3 Assessment Mistakes Trainers Make

Although I do not want to emphasize the profession I saw, I was subject to an assessment. The regular evaluation was and covered a combination of static and motion. These are three assessment mistakes I observed;

  1. He gave me some basic exercises that were not relevant to the assessment. 
  2. He did not base his exercise selections on his observations. 
  3. He also didn’t watch me do the exercises. 

Although I don’t understand this, I know these are common errors coaches, trainers, and therapists make. They do basic assessments and give exercises that are not based on the assessment.

How to Correct the 3 Assessment Mistakes Trainers Make

1. Give relevant basic exercises.

Certified personal trainers are highly skilled in many training methods and techniques. Not every client that seeks your assistance is ready to lift weights or do box jumps. While sharing new strategies with clients is fun, you must also address the basics. Sometimes this means addressing flexibility, muscular imbalances, and postural or balance issues.

For example, John Izzo’s simple shoulder girdle evaluation gives him a good idea of which exercises to avoid and which activities to focus on to improve shoulder function.

2. Base your exercise selection on the assessment.

Many trainers don’t take the time to tailor their training to each client’s needs and skills. They train clients in a generic way that can lead to injury, boredom, and a failure to meet the client’s goals. This could cause a client to abandon the program. The trainer must see the client through their eyes. They should use exercises and components that are safe and effective, and fun and which aim to achieve the client’s goals. It takes practice and time, but a client-trainer relationship will be strengthened if they are honest with their clients.

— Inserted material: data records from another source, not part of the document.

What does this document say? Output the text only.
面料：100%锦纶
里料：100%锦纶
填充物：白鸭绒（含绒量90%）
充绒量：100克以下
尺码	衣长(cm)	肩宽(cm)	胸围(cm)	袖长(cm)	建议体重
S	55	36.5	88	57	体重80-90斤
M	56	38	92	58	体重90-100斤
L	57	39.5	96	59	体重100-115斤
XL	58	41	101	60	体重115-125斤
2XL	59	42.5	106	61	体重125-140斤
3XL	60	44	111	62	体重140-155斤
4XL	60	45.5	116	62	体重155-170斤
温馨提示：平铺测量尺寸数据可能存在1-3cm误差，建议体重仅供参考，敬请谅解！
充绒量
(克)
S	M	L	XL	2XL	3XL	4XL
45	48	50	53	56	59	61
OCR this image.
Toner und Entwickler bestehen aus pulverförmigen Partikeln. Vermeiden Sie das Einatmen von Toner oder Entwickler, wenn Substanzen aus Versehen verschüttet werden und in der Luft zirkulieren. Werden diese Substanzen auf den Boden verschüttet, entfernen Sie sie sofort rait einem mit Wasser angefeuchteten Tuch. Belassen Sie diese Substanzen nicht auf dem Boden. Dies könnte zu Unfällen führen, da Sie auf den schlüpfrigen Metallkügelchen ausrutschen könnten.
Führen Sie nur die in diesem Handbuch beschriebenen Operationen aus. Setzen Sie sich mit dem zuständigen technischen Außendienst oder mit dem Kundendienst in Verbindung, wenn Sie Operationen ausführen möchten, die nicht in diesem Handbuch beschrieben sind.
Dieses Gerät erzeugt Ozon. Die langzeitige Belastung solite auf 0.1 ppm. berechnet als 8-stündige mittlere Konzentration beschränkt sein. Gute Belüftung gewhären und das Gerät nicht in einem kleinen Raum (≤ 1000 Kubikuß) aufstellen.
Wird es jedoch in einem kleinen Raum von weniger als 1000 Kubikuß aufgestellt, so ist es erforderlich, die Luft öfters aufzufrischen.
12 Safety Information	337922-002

After watching Nick Rosencutter’s presentation, I can see that the assessment is used to help him determine the best exercise for his triple-athlete hip assessment. This allows him to decide which exercises his athletes should perform and what progressions they should follow.

3. Observe if the clients follow the proper procedures.

Make sure that they follow the checklist. Make sure they fill in all information on the form you give them. Ensure that they complete the form correctly. Make sure they follow the procedure if you have a specific way for them to handle a situation. Make sure that they follow the rules if you have them.

For instance, Anthony Mychal focuses on what he is looking for in his foot before anything else. Before one can improve athleticism, it is essential to have the correct foot position.

It is not just about the goals you set for yourself but also the process of getting there that matters. This can help you in your daily life as well. If you are trying to lose weight, it is not just about the number on the scale that matters. It is also about the process of eating healthy and exercising that matters.

Not giving trainees time to process information is an assessment mistake.

It’s easy to lose yourself in the excitement of leading a new team. But don’t forget to slow down and give your trainees a chance to process information. This can be more challenging for online training. You can’t see people’s facial expressions or body language to gauge their reactions. This is where a smartly designed survey or an instructor-led debrief can be beneficial. Make sure to include time for these activities in your training plan. You can also incorporate a short survey at the end of each training session to check for comprehension. You can ask trainees to rate their level of awareness on a scale of 1 (didn’t understand anything) to 5 (fully understood everything). This way, you can see what concepts need more attention.

Keep doing the exercises and assessments you’re happy with.